Mystified I took the small package from her and opened it. Inside was a beautiful pen with a note.

Yazmayi Bırakma,

Hayallerini de...

C.D.

*********

He's here.

I didn't see him but I felt his presence as soon as he walked in. I was right in the middle of reading a chapter of my book. I stumbled over the words and looked around over the small crowd but I didn't see him. How a man his size could go undetected was a mystery.
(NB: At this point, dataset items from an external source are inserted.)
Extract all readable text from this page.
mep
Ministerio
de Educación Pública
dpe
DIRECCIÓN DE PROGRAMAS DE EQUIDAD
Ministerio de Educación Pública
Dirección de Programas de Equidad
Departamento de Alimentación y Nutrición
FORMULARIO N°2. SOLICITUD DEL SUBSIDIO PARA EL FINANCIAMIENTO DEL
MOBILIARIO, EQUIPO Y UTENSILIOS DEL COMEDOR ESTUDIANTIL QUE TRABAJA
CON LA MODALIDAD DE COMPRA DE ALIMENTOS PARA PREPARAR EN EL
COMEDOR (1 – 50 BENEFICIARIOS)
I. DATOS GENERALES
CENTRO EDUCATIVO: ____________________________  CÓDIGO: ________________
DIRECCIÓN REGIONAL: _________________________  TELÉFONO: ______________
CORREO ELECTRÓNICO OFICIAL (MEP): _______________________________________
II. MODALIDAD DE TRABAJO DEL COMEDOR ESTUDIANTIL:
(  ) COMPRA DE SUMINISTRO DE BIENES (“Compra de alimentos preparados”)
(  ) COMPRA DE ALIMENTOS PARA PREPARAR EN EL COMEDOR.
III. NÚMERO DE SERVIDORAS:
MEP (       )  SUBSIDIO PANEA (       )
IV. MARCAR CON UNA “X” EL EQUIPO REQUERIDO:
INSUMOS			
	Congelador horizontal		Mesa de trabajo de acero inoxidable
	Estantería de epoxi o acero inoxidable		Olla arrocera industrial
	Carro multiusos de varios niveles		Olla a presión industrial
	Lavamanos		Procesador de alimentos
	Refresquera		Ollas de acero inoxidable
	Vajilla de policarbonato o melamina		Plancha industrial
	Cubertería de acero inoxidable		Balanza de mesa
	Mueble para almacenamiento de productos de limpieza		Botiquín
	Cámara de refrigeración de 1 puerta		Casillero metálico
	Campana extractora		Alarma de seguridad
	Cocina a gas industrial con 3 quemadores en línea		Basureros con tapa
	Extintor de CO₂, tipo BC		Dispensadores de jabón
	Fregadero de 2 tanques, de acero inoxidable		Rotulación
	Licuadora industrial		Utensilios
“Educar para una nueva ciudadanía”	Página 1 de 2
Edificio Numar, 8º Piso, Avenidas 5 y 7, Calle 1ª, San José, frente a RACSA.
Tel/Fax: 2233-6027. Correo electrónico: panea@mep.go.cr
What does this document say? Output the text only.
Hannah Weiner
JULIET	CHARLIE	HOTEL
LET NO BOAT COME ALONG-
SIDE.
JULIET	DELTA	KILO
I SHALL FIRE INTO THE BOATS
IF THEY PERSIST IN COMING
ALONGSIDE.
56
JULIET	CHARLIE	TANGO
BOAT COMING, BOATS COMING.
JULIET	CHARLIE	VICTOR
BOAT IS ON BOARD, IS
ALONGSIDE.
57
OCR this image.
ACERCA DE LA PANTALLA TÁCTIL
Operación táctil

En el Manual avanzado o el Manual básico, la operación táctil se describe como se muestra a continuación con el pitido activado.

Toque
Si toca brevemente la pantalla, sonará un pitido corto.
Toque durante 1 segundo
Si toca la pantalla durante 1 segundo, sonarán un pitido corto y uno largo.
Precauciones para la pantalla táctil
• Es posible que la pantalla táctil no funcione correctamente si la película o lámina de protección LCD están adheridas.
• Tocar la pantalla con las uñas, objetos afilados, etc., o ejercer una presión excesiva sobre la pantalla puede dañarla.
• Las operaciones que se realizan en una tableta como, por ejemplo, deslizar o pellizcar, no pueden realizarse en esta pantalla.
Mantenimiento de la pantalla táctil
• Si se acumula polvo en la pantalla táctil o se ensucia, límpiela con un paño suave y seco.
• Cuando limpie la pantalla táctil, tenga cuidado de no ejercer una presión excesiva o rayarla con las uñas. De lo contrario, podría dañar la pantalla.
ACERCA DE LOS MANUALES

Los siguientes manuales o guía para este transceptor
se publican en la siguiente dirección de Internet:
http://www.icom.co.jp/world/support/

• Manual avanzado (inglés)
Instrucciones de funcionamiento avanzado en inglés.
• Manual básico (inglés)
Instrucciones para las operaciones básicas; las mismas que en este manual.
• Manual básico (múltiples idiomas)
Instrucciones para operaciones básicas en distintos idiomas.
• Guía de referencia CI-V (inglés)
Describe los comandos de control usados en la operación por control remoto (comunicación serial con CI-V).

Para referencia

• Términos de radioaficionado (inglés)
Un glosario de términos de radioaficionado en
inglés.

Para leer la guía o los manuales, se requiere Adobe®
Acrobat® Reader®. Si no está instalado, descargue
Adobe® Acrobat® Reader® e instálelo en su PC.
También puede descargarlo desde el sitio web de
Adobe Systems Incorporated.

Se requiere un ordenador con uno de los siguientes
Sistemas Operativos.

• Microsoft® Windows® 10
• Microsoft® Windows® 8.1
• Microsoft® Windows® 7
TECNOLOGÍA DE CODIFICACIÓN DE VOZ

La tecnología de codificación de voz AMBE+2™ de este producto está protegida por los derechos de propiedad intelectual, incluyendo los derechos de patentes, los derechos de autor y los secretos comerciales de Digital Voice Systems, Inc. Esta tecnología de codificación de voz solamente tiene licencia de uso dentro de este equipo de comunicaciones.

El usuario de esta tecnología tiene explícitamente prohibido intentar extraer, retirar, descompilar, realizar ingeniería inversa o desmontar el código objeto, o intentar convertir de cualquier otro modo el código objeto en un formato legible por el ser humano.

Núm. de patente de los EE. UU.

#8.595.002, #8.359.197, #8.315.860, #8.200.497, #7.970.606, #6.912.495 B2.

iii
As I nervously finished up the paragraph I was reading, the owner stood up and announced that a member of the audience had volunteered to read a favorite passage from the book. And then there he was standing up in the back of the room, his hair tousled, his eyes looking at me with a well of longing I could drown in. His deep voice sent shivers down my spine:

Can love include a war?

It turns out that yes it can.

My biggest war is with myself.

Trying to stay away from her and not being able to do so.

Praying she won't look at me with her lovely eyes but feeling hurt when she doesn't.

My war is with myself and my heart.

I love a woman, there's no one like her. No one has her voice.

Her courage

Her honesty

Her hands

Her eyes

If I don't love her, I have no one.

Her scent will stay with me forever.

The room held its breath throughout his modified recital of my words. He wasn't holding a book. He had recited the whole thing from memory. I was unable to move, pinned to my seat by the storm of emotion in his eyes. He took one last long look at me and left.

I sat stunned.

"This is Albatross, no?" Said the bookstore owner smiling.

I think I nodded yes but before my brain registered the command, I rose from my seat and ran.